There are two sorts of band re-formation. The primary is so compellingly simple that the “basic” bands that haven’t achieved it now appear weirdly anomalous. You bury your variations, a process eased by the passing of time, the sagacity that comes with age and, regularly, the promise of a whopping cheque: if the past 10 years or so have advised us something about musicians, it’s that few things are as effective at resolving those bitter, decade-long feuds over guitar overdubs or backstage catering arrangements or the drummer’s taste in wives as the prospect of paying off one’s mortgage. Then you definitely rehearse, guide exhibits, and knock out the hits, understanding the gang can be so overwhelmed by nostalgia they gained’t complain even if your singer seems like a person who’s clambered on stage at a karaoke night time after six pints, wrested control of the microphone and started bellowing down it, the Stone Roses having apparently reunited specifically to prove this.
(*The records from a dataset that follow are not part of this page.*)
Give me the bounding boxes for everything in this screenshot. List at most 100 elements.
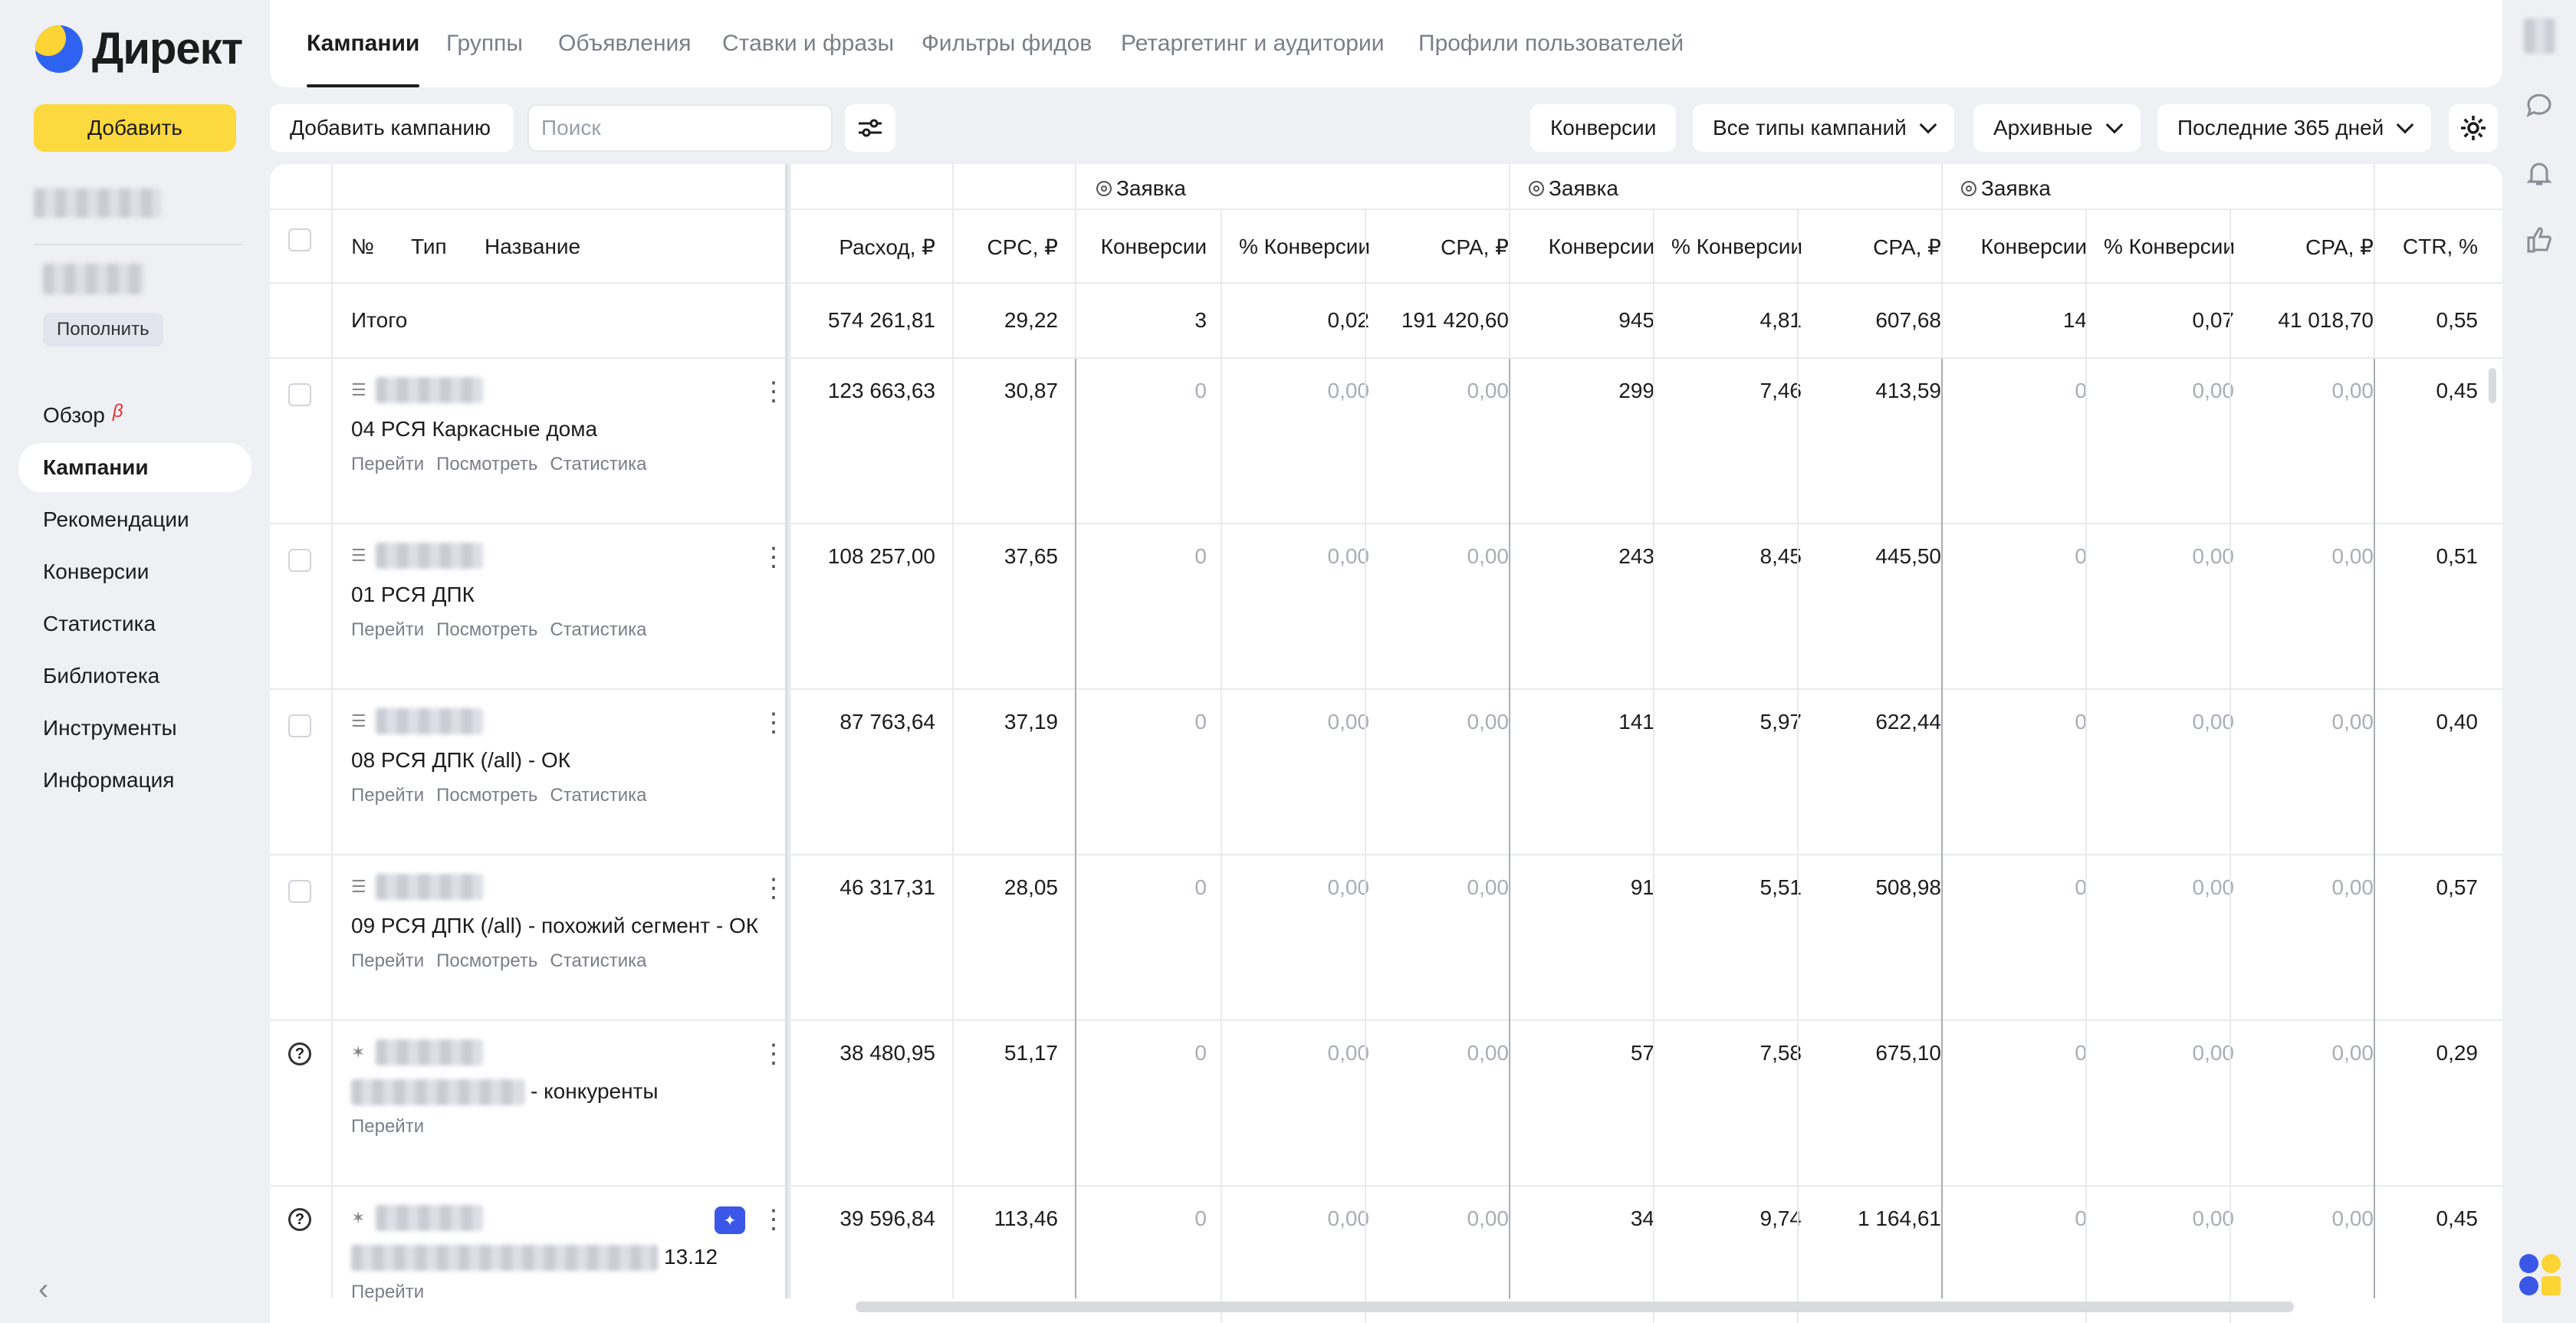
campaign-types-dropdown[interactable]: Все типы кампаний: [1693, 104, 1954, 152]
go-link[interactable]: Перейти: [351, 950, 424, 972]
period-dropdown[interactable]: Последние 365 дней: [2157, 104, 2432, 152]
nav-item-campaigns[interactable]: Кампании: [18, 443, 251, 492]
campaign-name[interactable]: 08 РСЯ ДПК (/all) - ОК: [351, 748, 570, 773]
select-all-checkbox[interactable]: [288, 228, 311, 251]
go-link[interactable]: Перейти: [351, 1282, 424, 1303]
header-ctr[interactable]: CTR, %: [2389, 235, 2478, 259]
more-menu-icon[interactable]: ⋮: [761, 1206, 787, 1233]
tab-bids-phrases[interactable]: Ставки и фразы: [722, 31, 894, 87]
go-link[interactable]: Перейти: [351, 1116, 424, 1138]
thumbs-up-icon[interactable]: [2524, 224, 2555, 254]
header-name[interactable]: Название: [485, 235, 580, 259]
campaign-name[interactable]: 13.12: [664, 1245, 718, 1269]
view-link[interactable]: Посмотреть: [436, 619, 537, 641]
view-link[interactable]: Посмотреть: [436, 454, 537, 475]
stats-link[interactable]: Статистика: [550, 785, 646, 806]
tab-user-profiles[interactable]: Профили пользователей: [1418, 31, 1684, 87]
more-menu-icon[interactable]: ⋮: [761, 379, 787, 405]
campaign-name[interactable]: 04 РСЯ Каркасные дома: [351, 417, 597, 442]
ai-sparkle-icon[interactable]: ✦: [715, 1206, 745, 1234]
header-cpa-2[interactable]: CPA, ₽: [1819, 235, 1941, 260]
archived-dropdown[interactable]: Архивные: [1973, 104, 2141, 152]
goal-group-header-2[interactable]: Заявка: [1529, 176, 1618, 201]
cell-conv-pct-3: 0,00: [2192, 544, 2235, 568]
goal-group-divider: [1941, 359, 1943, 1298]
more-menu-icon[interactable]: ⋮: [761, 544, 787, 570]
campaign-name[interactable]: - конкуренты: [531, 1079, 659, 1104]
row-checkbox[interactable]: [288, 714, 311, 737]
nav-item-info[interactable]: Информация: [18, 756, 251, 805]
go-link[interactable]: Перейти: [351, 454, 424, 475]
more-menu-icon[interactable]: ⋮: [761, 875, 787, 901]
more-menu-icon[interactable]: ⋮: [761, 710, 787, 736]
help-icon[interactable]: ?: [288, 1042, 311, 1065]
table-header-row: № Тип Название Расход, ₽ CPC, ₽ Конверси…: [270, 210, 2502, 284]
tab-retargeting[interactable]: Ретаргетинг и аудитории: [1121, 31, 1384, 87]
search-input[interactable]: [527, 104, 833, 152]
nav-item-conversions[interactable]: Конверсии: [18, 547, 251, 596]
tab-campaigns[interactable]: Кампании: [307, 31, 420, 87]
nav-item-statistics[interactable]: Статистика: [18, 599, 251, 648]
cell-cpa-1: 0,00: [1467, 544, 1510, 568]
tab-groups[interactable]: Группы: [446, 31, 523, 87]
cell-conv-pct-3: 0,00: [2192, 710, 2235, 734]
topup-button[interactable]: Пополнить: [43, 313, 163, 346]
cell-cpc: 37,19: [1004, 710, 1058, 734]
help-icon[interactable]: ?: [288, 1208, 311, 1231]
bell-icon[interactable]: [2524, 158, 2555, 189]
stats-link[interactable]: Статистика: [550, 619, 646, 641]
header-spend[interactable]: Расход, ₽: [807, 235, 935, 260]
campaign-name-blurred: [351, 1079, 524, 1105]
table-row: ☰ ⋮ 04 РСЯ Каркасные дома Перейти Посмотр…: [270, 359, 2502, 524]
header-type[interactable]: Тип: [411, 235, 447, 259]
row-checkbox[interactable]: [288, 383, 311, 406]
cell-conv-pct-1: 0,00: [1327, 1041, 1370, 1065]
go-link[interactable]: Перейти: [351, 619, 424, 641]
campaign-name[interactable]: 01 РСЯ ДПК: [351, 583, 475, 607]
row-checkbox[interactable]: [288, 880, 311, 903]
header-cpc[interactable]: CPC, ₽: [960, 235, 1059, 260]
cell-cpc: 28,05: [1004, 875, 1058, 899]
apps-icon[interactable]: [2519, 1254, 2561, 1295]
tab-feed-filters[interactable]: Фильтры фидов: [922, 31, 1092, 87]
direct-logo[interactable]: Директ: [35, 23, 243, 74]
view-link[interactable]: Посмотреть: [436, 785, 537, 806]
add-campaign-button[interactable]: Добавить кампанию: [270, 104, 514, 152]
filter-settings-button[interactable]: [845, 104, 895, 152]
collapse-sidebar-icon[interactable]: ‹: [38, 1272, 48, 1307]
header-conv-pct-2[interactable]: % Конверсии: [1671, 235, 1802, 259]
more-menu-icon[interactable]: ⋮: [761, 1041, 787, 1067]
nav-item-library[interactable]: Библиотека: [18, 652, 251, 701]
header-conv-pct-1[interactable]: % Конверсии: [1239, 235, 1369, 259]
header-conversions-1[interactable]: Конверсии: [1076, 235, 1207, 259]
right-rail: [2502, 0, 2576, 1323]
goal-group-header-1[interactable]: Заявка: [1096, 176, 1186, 201]
header-conv-pct-3[interactable]: % Конверсии: [2104, 235, 2234, 259]
cell-conv-3: 0: [2075, 875, 2087, 899]
view-link[interactable]: Посмотреть: [436, 950, 537, 972]
tab-ads[interactable]: Объявления: [558, 31, 692, 87]
chat-icon[interactable]: [2524, 89, 2555, 120]
stats-link[interactable]: Статистика: [550, 950, 646, 972]
nav-item-recommendations[interactable]: Рекомендации: [18, 495, 251, 544]
header-num[interactable]: №: [351, 235, 374, 259]
total-conv-pct-1: 0,02: [1327, 308, 1370, 332]
add-button[interactable]: Добавить: [34, 104, 236, 152]
conversions-button[interactable]: Конверсии: [1530, 104, 1677, 152]
cell-conv-pct-1: 0,00: [1327, 379, 1370, 402]
vertical-scrollbar[interactable]: [2489, 368, 2496, 403]
header-cpa-3[interactable]: CPA, ₽: [2251, 235, 2374, 260]
goal-group-header-3[interactable]: Заявка: [1961, 176, 2051, 201]
nav-item-overview[interactable]: Обзор β: [18, 391, 251, 440]
header-conversions-2[interactable]: Конверсии: [1524, 235, 1654, 259]
go-link[interactable]: Перейти: [351, 785, 424, 806]
header-cpa-1[interactable]: CPA, ₽: [1386, 235, 1509, 260]
table-settings-button[interactable]: [2449, 104, 2498, 152]
row-checkbox[interactable]: [288, 549, 311, 572]
user-avatar[interactable]: [2524, 18, 2555, 54]
campaign-name[interactable]: 09 РСЯ ДПК (/all) - похожий сегмент - ОК: [351, 914, 758, 938]
horizontal-scrollbar[interactable]: [856, 1302, 2294, 1312]
header-conversions-3[interactable]: Конверсии: [1957, 235, 2087, 259]
stats-link[interactable]: Статистика: [550, 454, 646, 475]
nav-item-tools[interactable]: Инструменты: [18, 704, 251, 753]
The second includes truly recording new material, and appears infinitely tough, fraught with the issues: not clumsily besmirching your personal legacy, making music that identifiably matches together with your back catalogue with out merely appearing to pastiche past glories. Certainly, it’s proved tough sufficient to deliver reunions to an end: Kim Deal left the Pixies; the Stone Roses and Pulp clearly decided it wasn’t well worth the aggro, whereas Jerry Dammers just lately noted that his want to report new songs was among the many reasons he swiftly exited the reconstituted Specials.